Kita memilih peran sepasang sepi. Dipertemukan semesta kemudian jatuh cinta. Kupikir ini premis dari jalan cerita kita.
Lalu kita menyusun jalan cerita yang indah. Susun-menyusun harap sehingga tercipta plot yang indah dan tentu saja bahagia. Harapan kita telah terbang menuju langit dan kita sengaja melupa bahwa kaki-kaki kita masih menapak di bumi. Mengesampingkan luka-luka dan kegagalan. Ya, siapa juga yang ingin merencanakan sebuah kesedihan dan kehilangan. Kita menyerahkan itu pada hidup, biar dia yang memberikan kejutan-kejutan kepada kita. Dan kita selalu tahu, luka dan kesedihan selalu datang lebih banyak dari bahagia.
Sejak awal sudah kukatakan, kita berperan sangat buruk. Sepasang sepi sebaiknya hanya saling mengisi dan berakhir pada waktu tertentu. Kita bahkan lupa menyepakati bagian itu. Kita lalu terjebak dalam peran yang kita mainkan. Menganggap ini kenyataan dan yang paling menyedihkan, kita mulai bertanya-tanya dan mendefinisikan kedekatan ini sebagai sebuah cinta yang ditakdirkan tuhan.
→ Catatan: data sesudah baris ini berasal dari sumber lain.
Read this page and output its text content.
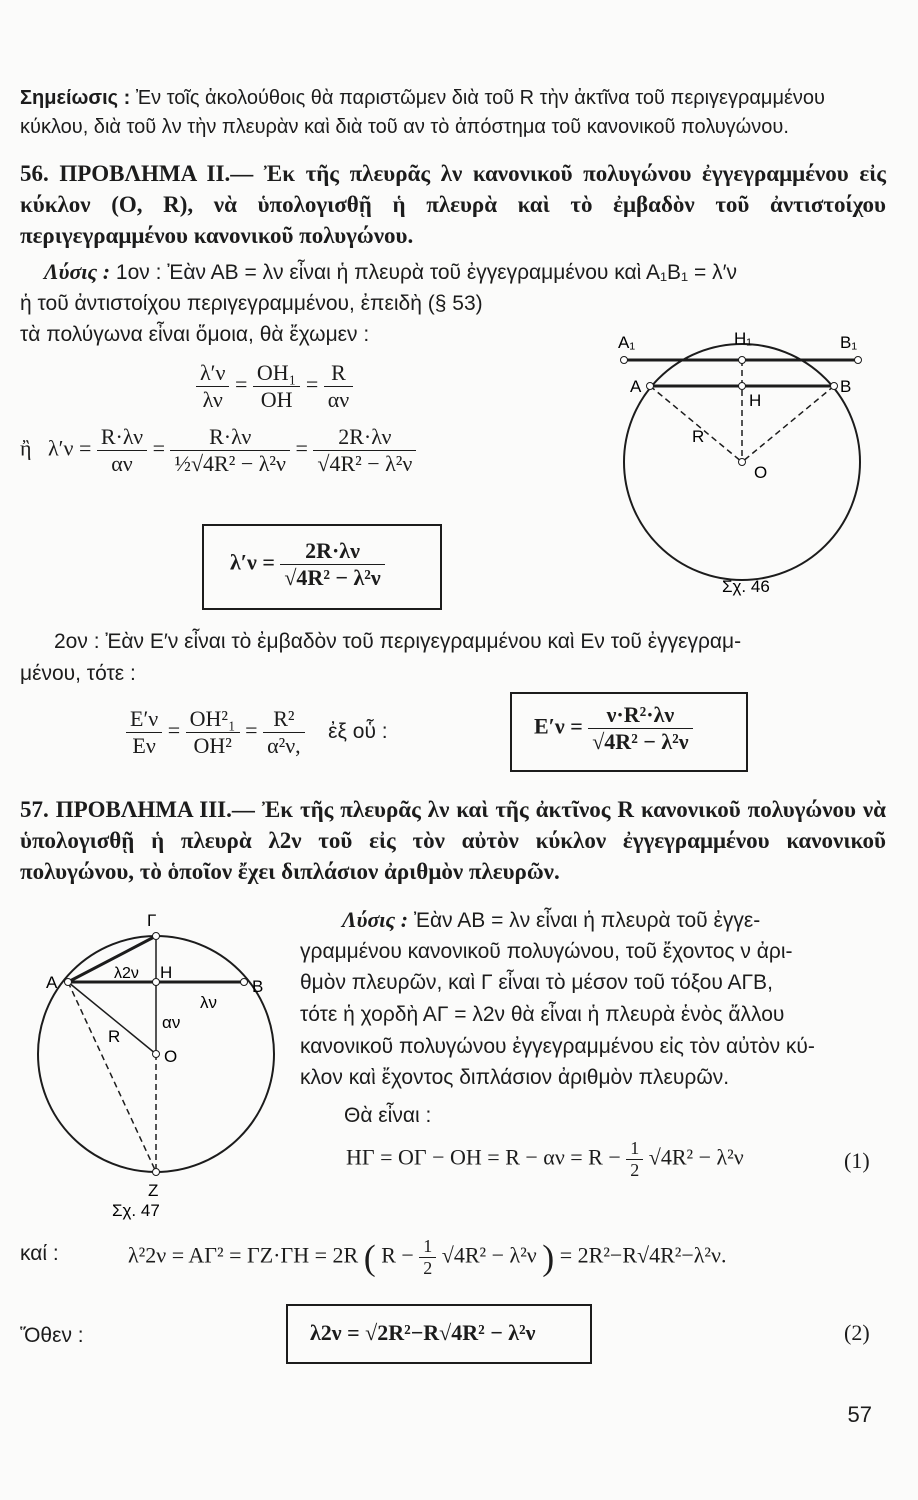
Σημείωσις : Ἐν τοῖς ἀκολούθοις θὰ παριστῶμεν διὰ τοῦ R τὴν ἀκτῖνα τοῦ περιγεγραμμένου κύκλου, διὰ τοῦ λν τὴν πλευρὰν καὶ διὰ τοῦ αν τὸ ἀπόστημα τοῦ κανονικοῦ πολυγώνου.
56. ΠΡΟΒΛΗΜΑ ΙΙ.— Ἐκ τῆς πλευρᾶς λν κανονικοῦ πολυγώνου ἐγγεγραμμένου εἰς κύκλον (Ο, R), νὰ ὑπολογισθῇ ἡ πλευρὰ καὶ τὸ ἐμβαδὸν τοῦ ἀντιστοίχου περιγεγραμμένου κανονικοῦ πολυγώνου.
Λύσις : 1ον : Ἐὰν ΑΒ = λν εἶναι ἡ πλευρὰ τοῦ ἐγγεγραμμένου καὶ Α₁Β₁ = λ′ν
ἡ τοῦ ἀντιστοίχου περιγεγραμμένου, ἐπειδὴ (§ 53)
τὰ πολύγωνα εἶναι ὅμοια, θὰ ἔχωμεν :
$\frac{\lambda'\nu}{\lambda\nu} = \frac{\text{ΟΗ₁}}{OH} = \frac{R}{\alpha\nu}$
ἢ $\lambda'\nu = \frac{R\cdot\lambda\nu}{\alpha\nu} = \frac{R\cdot\lambda\nu}{\text{½√4R² − λ²ν}} = \frac{2R\cdot\lambda\nu}{\text{√4R² − λ²ν}}$
$\lambda'\nu = \frac{2R\cdot\lambda\nu}{\text{√4R² − λ²ν}}$
Α₁	Η₁	Β₁
Α	Β
Η
R
Ο
Σχ. 46
2ον : Ἐὰν Ε′ν εἶναι τὸ ἐμβαδὸν τοῦ περιγεγραμμένου καὶ Εν τοῦ ἐγγεγραμ-
μένου, τότε :
$\frac{E'\nu}{E\nu} = \frac{\text{ΟΗ²₁}}{\text{ΟΗ²}} = \frac{\text{R²}}{\text{α²ν,}}$ ἐξ οὗ :	$E'\nu = \frac{\text{ν·R²·λν}}{\text{√4R² − λ²ν}}$
57. ΠΡΟΒΛΗΜΑ ΙΙΙ.— Ἐκ τῆς πλευρᾶς λν καὶ τῆς ἀκτῖνος R κανονικοῦ πολυγώνου νὰ ὑπολογισθῇ ἡ πλευρὰ λ2ν τοῦ εἰς τὸν αὐτὸν κύκλον ἐγγεγραμμένου κανονικοῦ πολυγώνου, τὸ ὁποῖον ἔχει διπλάσιον ἀριθμὸν πλευρῶν.
Λύσις : Ἐὰν ΑΒ = λν εἶναι ἡ πλευρὰ τοῦ ἐγγε-
γραμμένου κανονικοῦ πολυγώνου, τοῦ ἔχοντος ν ἀρι-
θμὸν πλευρῶν, καὶ Γ εἶναι τὸ μέσον τοῦ τόξου ΑΓΒ,
τότε ἡ χορδὴ ΑΓ = λ2ν θὰ εἶναι ἡ πλευρὰ ἑνὸς ἄλλου
κανονικοῦ πολυγώνου ἐγγεγραμμένου εἰς τὸν αὐτὸν κύ-
κλον καὶ ἔχοντος διπλάσιον ἀριθμὸν πλευρῶν.
Θὰ εἶναι :
$H\Gamma = O\Gamma - OH = R - \alpha\nu = R - \frac{1}{2} √4R^2 - \lambda^2\nu$	(1)
Γ
Α
Η
Β
λ2ν
λν
αν
R
Ο
Ζ
Σχ. 47
καί :	λ²2ν = ΑΓ² = ΓΖ·ΓΗ = 2R ( $R - \frac{1}{2} √4R^2 - \lambda^2\nu$ ) = 2R²−R√4R²−λ²ν.
Ὅθεν :	λ2ν = √2R²−R√4R² − λ²ν	(2)
57
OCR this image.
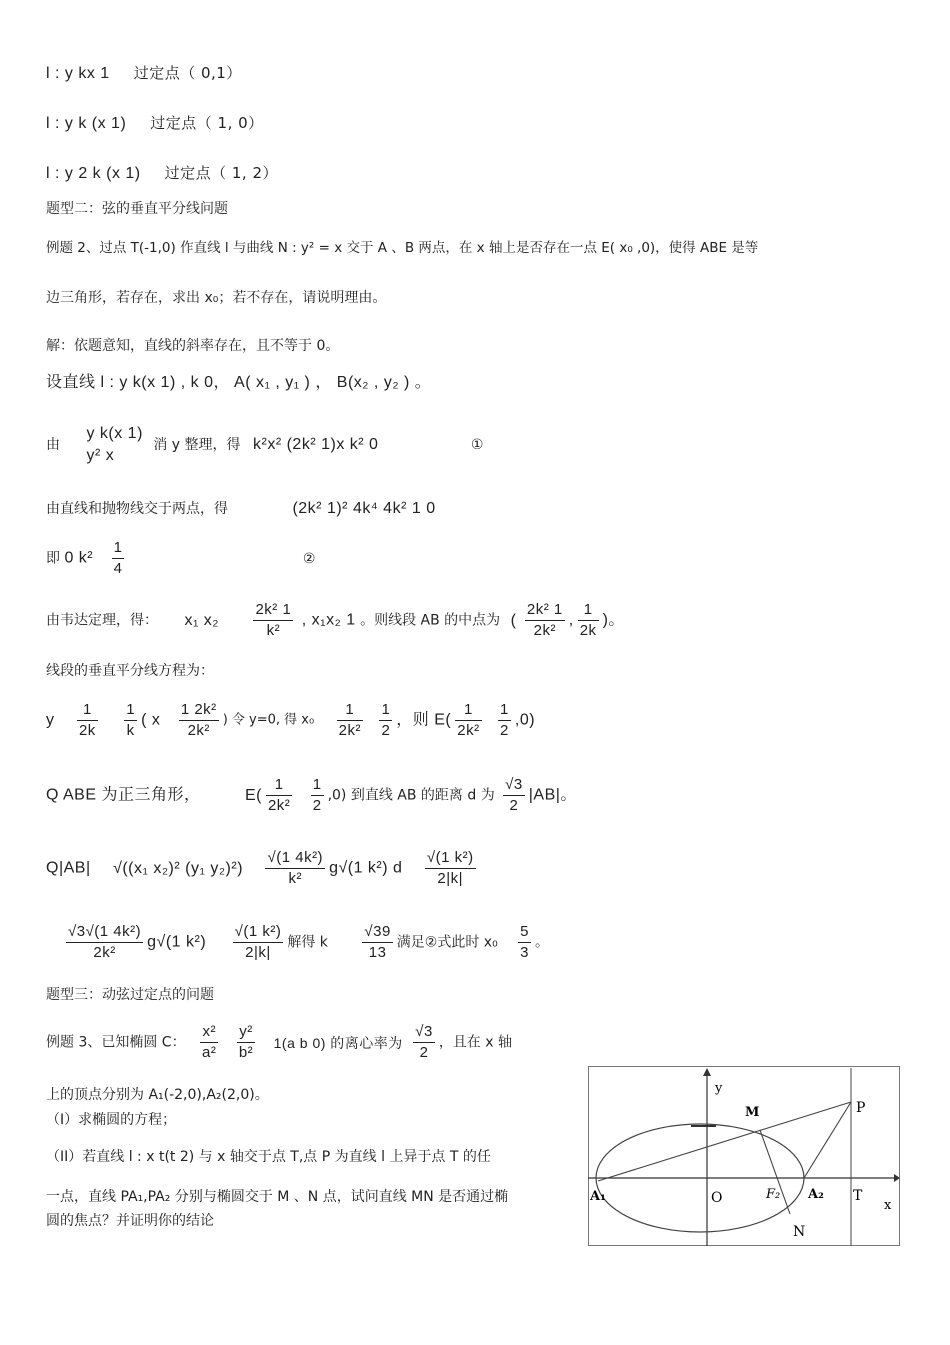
l : y kx 1 过定点（ 0,1）
l : y k (x 1) 过定点（ 1, 0）
l : y 2 k (x 1) 过定点（ 1, 2）
题型二：弦的垂直平分线问题
例题 2、过点 T(-1,0) 作直线 l 与曲线 N : y² = x 交于 A 、B 两点，在 x 轴上是否存在一点 E( x₀ ,0)，使得 ABE 是等
边三角形，若存在，求出 x₀；若不存在，请说明理由。
解：依题意知，直线的斜率存在，且不等于 0。
设直线 l : y k(x 1) , k 0， A( x₁ , y₁ ) ， B(x₂ , y₂ ) 。
由
y k(x 1)
y² x
消 y 整理，得 k²x² (2k² 1)x k² 0	①
由直线和抛物线交于两点，得	(2k² 1)² 4k⁴ 4k² 1 0
即 0 $k^2 \frac{1}{4}$	②
由韦达定理，得： x₁ $x_2 \frac{\text{2k² 1}}{\text{k²}}$ , x₁x₂ 1 。则线段 AB 的中点为 ( $\frac{\text{2k² 1}}{\text{2k²}}$ , $\frac{1}{2k}$ )。
线段的垂直平分线方程为：
y $\frac{1}{2k}$
$\frac{1}{k}$ ( x $\frac{\text{1 2k²}}{\text{2k²}}$ ) 令 y=0, 得 $x_0 \frac{1}{\text{2k²}}$
$\frac{1}{2}$ ，则 $E( \frac{1}{\text{2k²}}$
$\frac{1}{2} ,0$)
Q ABE 为正三角形，	$E( \frac{1}{\text{2k²}}$
$\frac{1}{2} ,0$) 到直线 AB 的距离 d 为 $\frac{√3}{2} |AB|$。
Q|AB| √((x₁ x₂)² (y₁ $y_2)^2) \frac{\text{√(1 4k²)}}{\text{k²}} g√(1$ k²) d $\frac{\text{√(1 k²)}}{2|k|}$
$\frac{\text{√3√(1 4k²)}}{\text{2k²}} g√(1$ $k^2) \frac{\text{√(1 k²)}}{2|k|}$ 解得 k $\frac{√39}{13}$ 满足②式此时 $x_0 \frac{5}{3}$ 。
题型三：动弦过定点的问题
例题 3、已知椭圆 C： $\frac{\text{x²}}{\text{a²}}$
$\frac{\text{y²}}{\text{b²}} 1(a$ b 0) 的离心率为 $\frac{√3}{2}$ ，且在 x 轴
上的顶点分别为 A₁(-2,0),A₂(2,0)。
（I）求椭圆的方程；
（II）若直线 l : x t(t 2) 与 x 轴交于点 T,点 P 为直线 l 上异于点 T 的任
一点，直线 PA₁,PA₂ 分别与椭圆交于 M 、N 点，试问直线 MN 是否通过椭
圆的焦点？并证明你的结论
y
x
O
M
N
P
T
A₁	A₂
F₂
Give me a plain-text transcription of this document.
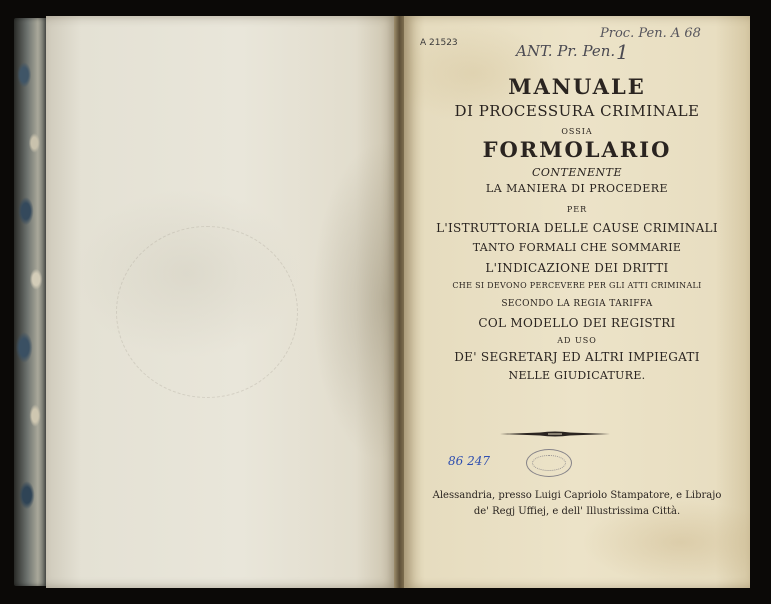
A 21523	ANT. Pr. Pen.
Proc. Pen. A 68
1

MANUALE

DI PROCESSURA CRIMINALE

OSSIA

FORMOLARIO

CONTENENTE

LA MANIERA DI PROCEDERE

PER

L'ISTRUTTORIA DELLE CAUSE CRIMINALI

TANTO FORMALI CHE SOMMARIE

L'INDICAZIONE DEI DRITTI

CHE SI DEVONO PERCEVERE PER GLI ATTI CRIMINALI

SECONDO LA REGIA TARIFFA

COL MODELLO DEI REGISTRI

AD USO

DE' SEGRETARJ ED ALTRI IMPIEGATI

NELLE GIUDICATURE.

86 247

Alessandria, presso Luigi Capriolo Stampatore, e Librajo

de' Regj Uffiej, e dell' Illustrissima Città.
Ah, betapa naifnya kita. Aku barangkali yang terlalu percaya bahwa ini memang cerita yang sudah ditentukan bagi kita. Aku lepas kendali, kamu lepas kendali, dan kita terjebak dalam permainan yang kita ciptakan. Lalu suatu hari kamu menyadari, ini hanya cerita tentang sepasang sepi yang saling mengisi waktu luang dan ketika kesepian tak lagi menjadi beban yang menghantui malam-malam yang panjang, cerita ini sebaiknya diakhiri.
Aku telat menyadari dan terus saja memainkan peran ini. Bodohnya membiarkan diri tetap terluka oleh ilusi-ilusi bahagia yang pelan-pelan telah menancapkan pisau di hati. Kamu beranjak pergi dan mengakhiri cerita dengan tiba-tiba. Aku masih terjebak di dalamnya dan tak tahu bagaimana menerima ending yang tak kuinginkan,  berusaha mengubahnya menjadi akhir bahagia.
Tapi, aku tahu, masing-masing dari kita adalah protagonis dalam hidup kita. Kamu memilih peran mencari dan berjalan. Aku memilih peran menunggu dan berharap kamu datang. Sayangnya, peran yang kamu mainkan tak mengarah kepadaku.
Jika suatu hari kamu datang dan ingin memainkan peran sepasang kesepian lagi, mungkin ada baiknya kita membuat kesepakatan-kesepatan agar peran yang kita mainkan tak lagi menyakiti dan melukai kita.